Again this is a large amount of data, so pursuing the AWS cluster thoughts from my previous posting it will be interesting to build a hadoop hdfs cluster. I did not realize that there is actually a hadoop public ami available with ec2 specific scripts that can initialize and terminate sets of EC2 instances. The hadoop cluster tools are roughly similar to the Google GFS with a chunker master and as many slaves as desired. Hadoop is an Apache project started by the Lucene team inspired by the Google GFS. The approach is useful in processing data sets larger than available disk space, or 160Gb in a small EC2 instance. The default instance limit for EC2 users is currently at 20. With permission this can be increased but going above 100 seems to be problematic at this stage. Using a hadoop cluster of 20 EC2 instances still provides a lot of horsepower for processing data sets like LiDAR. The cost works out to 20x$0.10 per hour = $2.00/hr which is quite reasonable for finite workflows. hadoop EC2 ami
This seems to be a feasible approach to doing gridding and pyramid building on large data resources like PAMAP. As PAMAP paves the way, other state and federal programs will likely follow with comprehensive sub meter elevation and classification available for large parts of the USA. Working out the browser viewing requires a large static set of pre-tiled images and xaml meshes.

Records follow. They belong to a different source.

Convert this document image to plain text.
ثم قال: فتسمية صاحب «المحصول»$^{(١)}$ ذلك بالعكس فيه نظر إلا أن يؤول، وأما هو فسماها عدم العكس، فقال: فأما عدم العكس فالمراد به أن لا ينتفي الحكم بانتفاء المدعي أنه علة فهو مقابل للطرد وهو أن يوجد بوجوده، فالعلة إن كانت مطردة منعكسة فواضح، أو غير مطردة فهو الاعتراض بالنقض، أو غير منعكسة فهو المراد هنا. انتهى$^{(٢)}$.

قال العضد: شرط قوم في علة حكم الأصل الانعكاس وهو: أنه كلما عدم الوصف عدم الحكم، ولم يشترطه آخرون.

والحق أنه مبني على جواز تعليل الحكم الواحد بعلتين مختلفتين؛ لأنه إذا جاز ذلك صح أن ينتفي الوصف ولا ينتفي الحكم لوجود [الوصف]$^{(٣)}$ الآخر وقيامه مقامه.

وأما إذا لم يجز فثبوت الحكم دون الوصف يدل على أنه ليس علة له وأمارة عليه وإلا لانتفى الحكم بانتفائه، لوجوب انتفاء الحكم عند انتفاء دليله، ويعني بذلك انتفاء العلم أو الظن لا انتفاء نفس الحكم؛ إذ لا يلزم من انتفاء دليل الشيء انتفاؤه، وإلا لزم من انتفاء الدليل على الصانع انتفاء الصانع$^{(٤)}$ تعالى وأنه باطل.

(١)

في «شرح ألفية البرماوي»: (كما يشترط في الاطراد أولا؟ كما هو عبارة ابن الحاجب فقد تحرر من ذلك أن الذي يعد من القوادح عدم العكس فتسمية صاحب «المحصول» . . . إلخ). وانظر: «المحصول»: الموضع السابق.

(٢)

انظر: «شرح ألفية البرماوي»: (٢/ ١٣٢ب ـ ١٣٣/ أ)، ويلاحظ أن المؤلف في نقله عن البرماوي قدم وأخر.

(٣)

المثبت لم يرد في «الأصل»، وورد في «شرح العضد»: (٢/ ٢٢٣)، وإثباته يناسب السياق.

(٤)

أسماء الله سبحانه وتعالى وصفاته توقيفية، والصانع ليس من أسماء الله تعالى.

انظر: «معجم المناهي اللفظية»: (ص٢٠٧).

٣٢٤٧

The interesting part of this adventure is building and utilizing a supercomputer on demand. Hadoop makes it easier but this is still speculative at this point.
Fig 1 – LiDAR scan tracks in xaml over USGS DRG
I still have not abandoned the pipline approach to WPS either. 52North has an early implementation of a WPS available written in Java. Since it can be installed as a war, it should be simple to startup a pool of EC2 instances using an ami with this WPS war installed. The challenge, in this case, is to make a front end in WPF that would allow the user to wire up the instance pool in different configurations. Each WPS would be configured with an atomistic service which is then fed by a previous service on up the chain to the data source. Conceptually this would be similar to the pipleline approach used in JAI which builds a process chain, but leaves it empty until a process request is initialized. At that point the data flows down through the process nodes and out at the other end. Conceptually this is quite simple, one AMI per WPS process and a master instance to push the data down the chain. The challenge will be a configuration interface to select a WPS atom at each node and wire the processes together.
I am open to suggestions on a reasonably useful WPS chain to use in experimentations.
AWS is an exciting technology and promises a lot of fun for computer junkies who have always had a hankering to play with supercomputing, but didn’t quite make the grade for a Google position.